Por fim, Lourenço deixa um recado aos portugueses:

“Para o nosso mútuo presente o que seria urgente era rever, de cabo a rabo, toda essa teia imaginária, hipócrita e nula nos seus efeitos que se acoberta sob o rótulo de relações culturais entre Portugal e o Brasil (…) Quanto a nós, o que nos cabe é estruturar, reforçar, conhecer cada vez melhor a nossa imagem, a maneira como somos vistos e percebidos, os limites do que somos e podemos esperar de nós mesmos e dos outros, em suma, autonomizarmo-nos como realidade história e anímica, para escapar com sucesso à galáxia familiar de um ressentimento e de um delírio identicamente indignos de um povo que é gente, história e sociedade organizada há oito séculos (…)”.

É claro que não falta no discurso do sr.
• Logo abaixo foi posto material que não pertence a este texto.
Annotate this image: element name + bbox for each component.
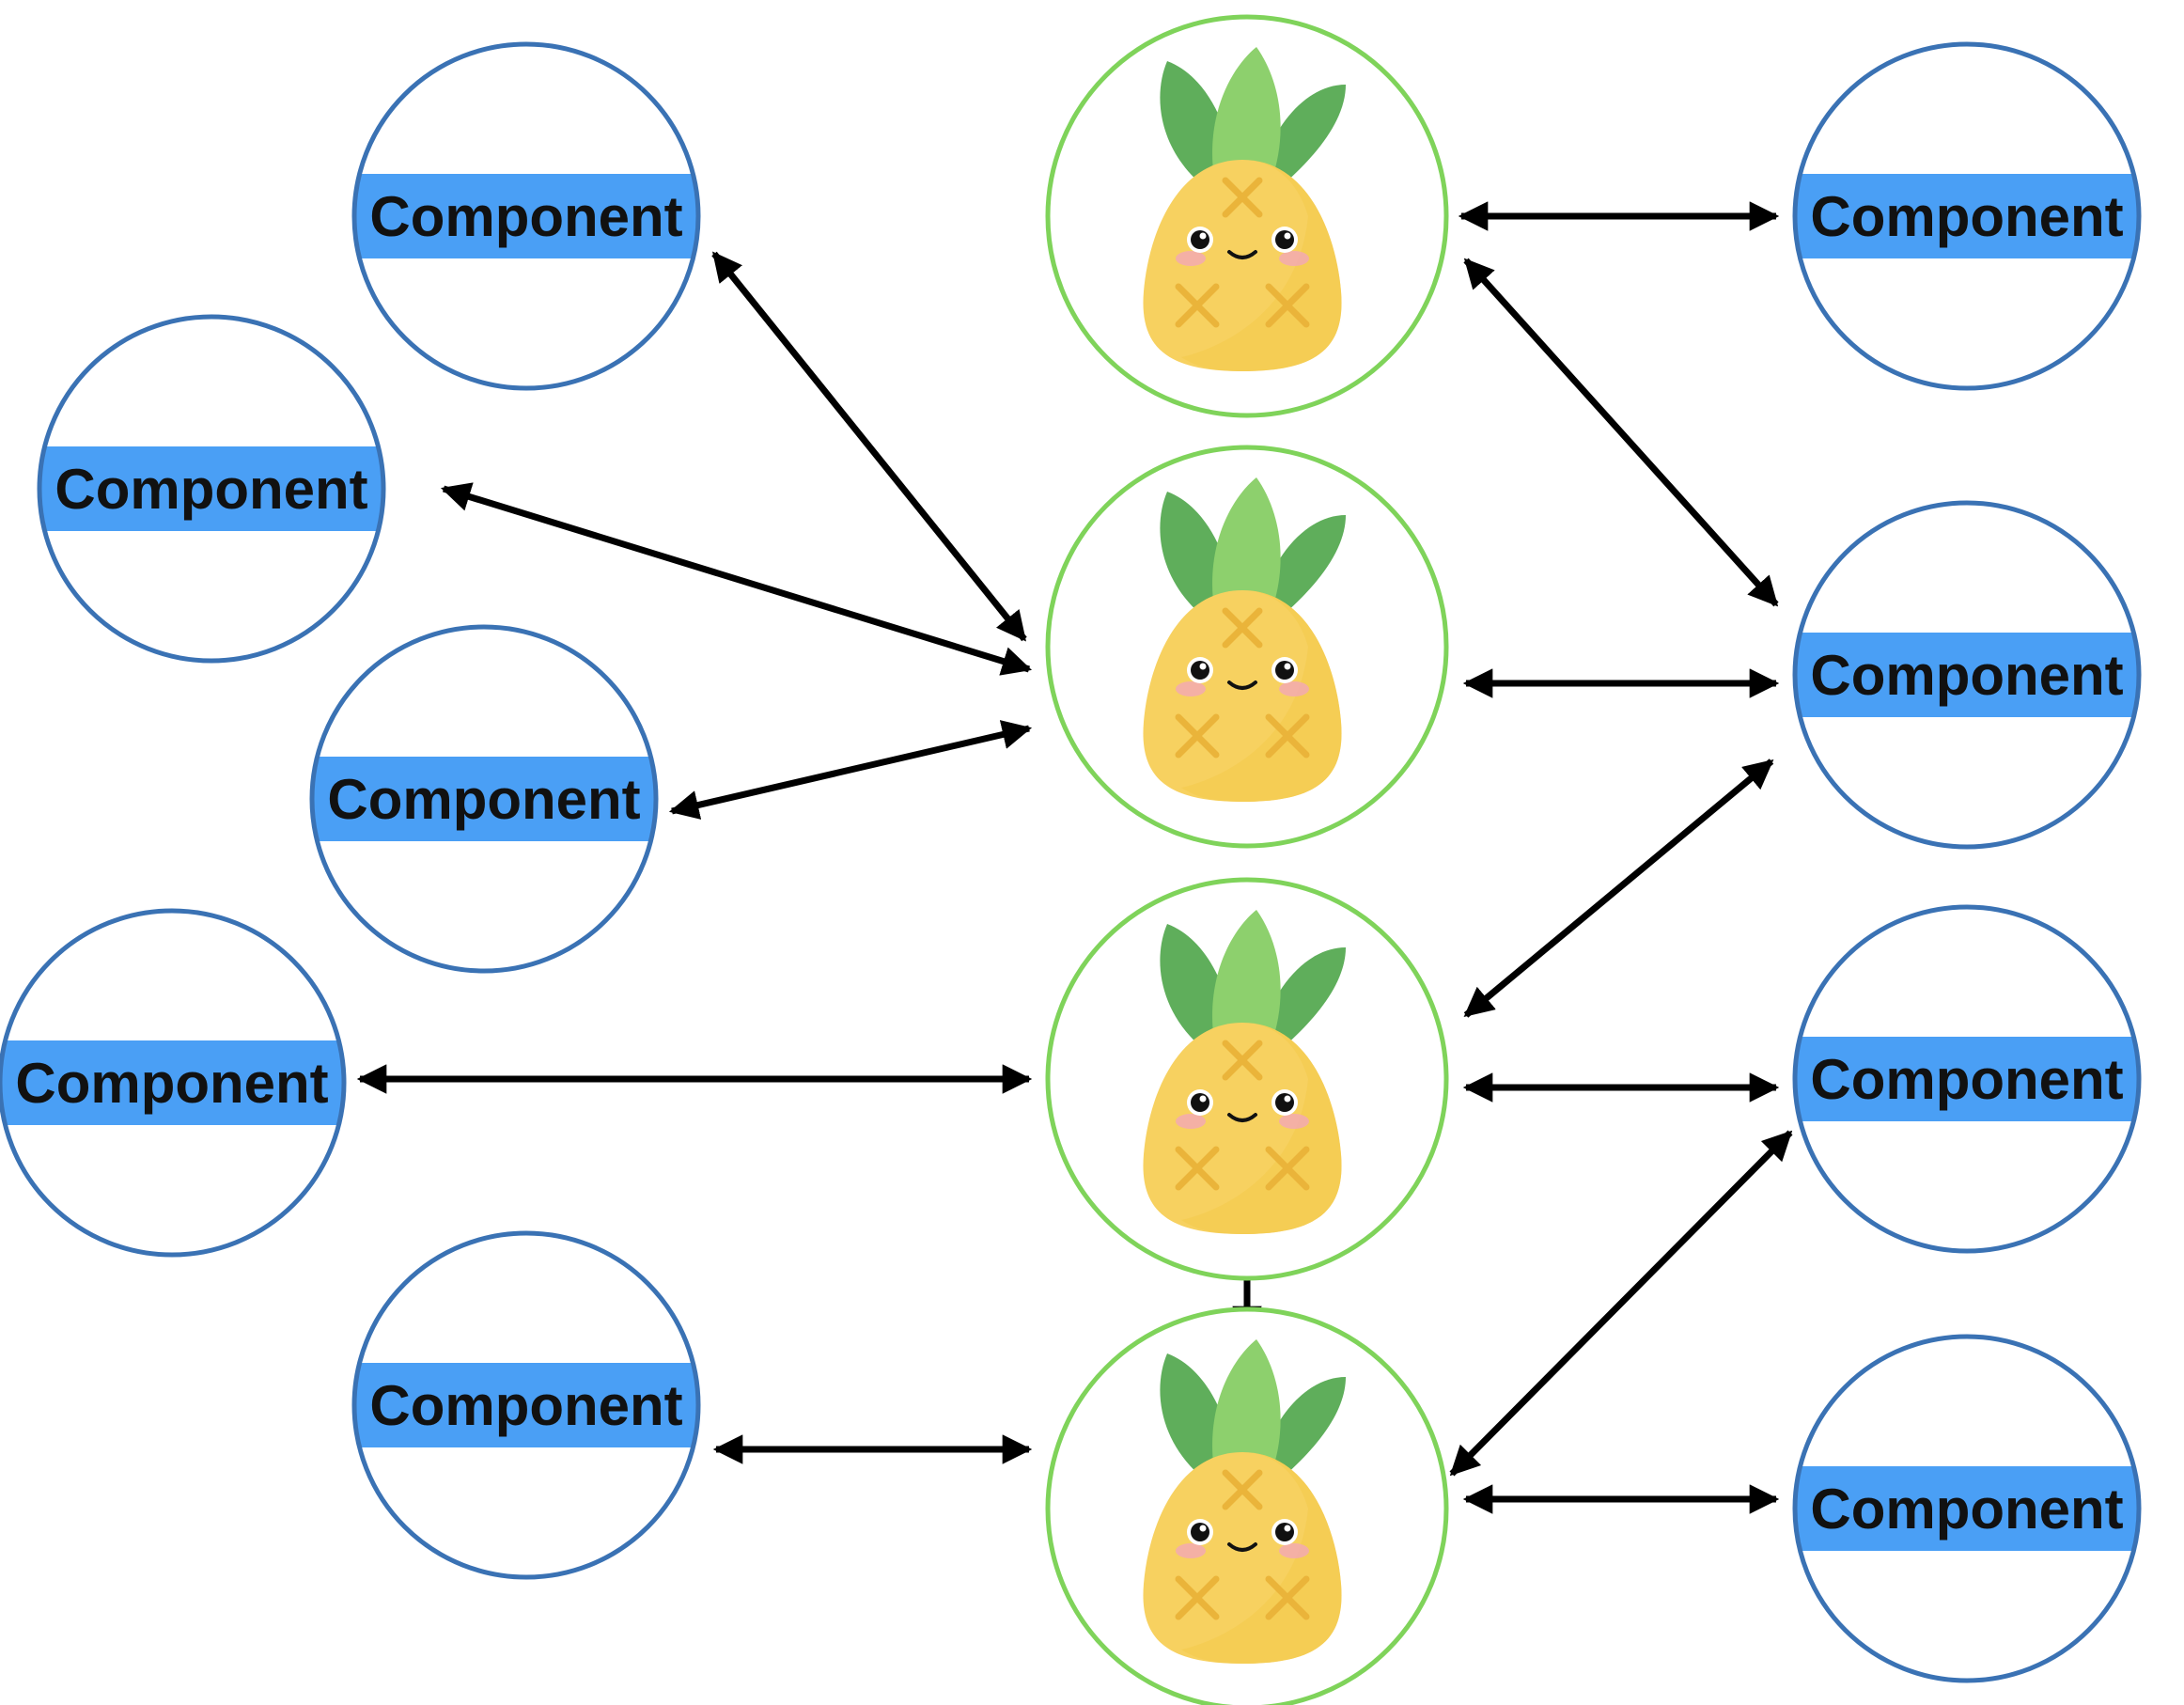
component-node-c6: Component — [1792, 41, 2142, 391]
pineapple-icon — [1143, 910, 1346, 1234]
pineapple-icon — [1143, 47, 1346, 371]
pineapple-icon — [1143, 1339, 1346, 1664]
component-circle — [1792, 1334, 2142, 1683]
hubs — [1045, 14, 1449, 1705]
components: ComponentComponentComponentComponentComp… — [0, 41, 2142, 1683]
connection-arrow-h3-c7 — [1463, 759, 1774, 1018]
component-band — [1795, 174, 2139, 258]
connection-arrow-c2-h2 — [440, 482, 1033, 676]
component-node-c9: Component — [1792, 1334, 2142, 1683]
connection-arrow-h4-c8 — [1449, 1130, 1793, 1477]
pineapple-icon — [1143, 477, 1346, 802]
component-circle — [351, 1230, 701, 1580]
component-node-c8: Component — [1792, 904, 2142, 1254]
component-circle — [1792, 904, 2142, 1254]
component-band — [39, 446, 383, 531]
hub-node-h4 — [1045, 1306, 1449, 1705]
component-circle — [0, 908, 347, 1258]
hub-node-h2 — [1045, 445, 1449, 849]
component-circle — [351, 41, 701, 391]
hub-node-h1 — [1045, 14, 1449, 418]
component-circle — [1792, 41, 2142, 391]
component-node-c3: Component — [309, 624, 659, 974]
component-circle — [309, 624, 659, 974]
component-node-c4: Component — [0, 908, 347, 1258]
connection-arrow-c3-h2 — [668, 720, 1033, 820]
connection-arrow-c1-h2 — [711, 251, 1027, 642]
component-label: Component — [369, 1374, 682, 1437]
component-circle — [1792, 500, 2142, 850]
component-label: Component — [1810, 1478, 2123, 1541]
component-band — [0, 1040, 344, 1125]
hub-node-h3 — [1045, 877, 1449, 1281]
component-node-c1: Component — [351, 41, 701, 391]
connection-arrow-h1-c7 — [1463, 258, 1779, 607]
component-band — [1795, 633, 2139, 717]
component-node-c2: Component — [37, 314, 386, 664]
component-band — [312, 757, 656, 841]
component-label: Component — [369, 185, 682, 248]
component-circle — [37, 314, 386, 664]
component-node-c5: Component — [351, 1230, 701, 1580]
component-label: Component — [15, 1052, 328, 1115]
component-label: Component — [55, 458, 367, 521]
component-label: Component — [327, 768, 640, 831]
connections — [356, 201, 1793, 1514]
component-band — [1795, 1037, 2139, 1121]
component-band — [1795, 1466, 2139, 1551]
component-node-c7: Component — [1792, 500, 2142, 850]
component-label: Component — [1810, 644, 2123, 707]
component-band — [354, 1363, 698, 1447]
component-label: Component — [1810, 185, 2123, 248]
component-band — [354, 174, 698, 258]
component-label: Component — [1810, 1048, 2123, 1111]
Lourenço o mesmo ressentimento que ele tanto deplora em muitos de seus compatriotas. Nota-se claramente o mesmo desapontamento de Miguel Sousa Tavares e de todos os portugueses que confrontam esta mesma realidade, seja pessoalmente, em viagens ao Brasil (cada vez mais frequentes) seja através da Internet, a cada vez que colocam “Portugal” num motor de busca e se deparam não com um poema de Camões mas com uma infame piada ou o seu modo de ser, a sua cultura e a sua História como objeto de chacotas. De qualquer forma, é bom lembrar que estes textos foram publicados nos anos 90 e não creio que possam sofrer qualquer reparo. Nem mesmo a emigração desqualificada de brasileiros para Portugal – o que sempre mancha a imagem dos países – arrefeceu o estado de ânimo português para conosco: até nosso maior festival de rock foi comprado por eles, seus jovens falam “treta”, “ô meu”, “bacana”, “veado” e outras gírias nossas e na seleção portuguesa de futebol não faltam brasileiros, incluindo aí ídolos nacionais, tidos, havidos e tratados como autênticos compatriotas. Não serão essas contingências de ordem econômica que irão matar os mitos e os símbolos enraizados em uma cultura tão fortemente simbólica como é a portuguesa. Esquecer estas coisas não é algo próprio deles, mas sim de nós. Desconfio, porém, que o tempo – que, como Borges disse, também é esquecimento – nos mostrará que este apagamento progressivo da marca portuguesa no nosso imaginário será o maior e o mais grave de todos os nossos esquecimentos.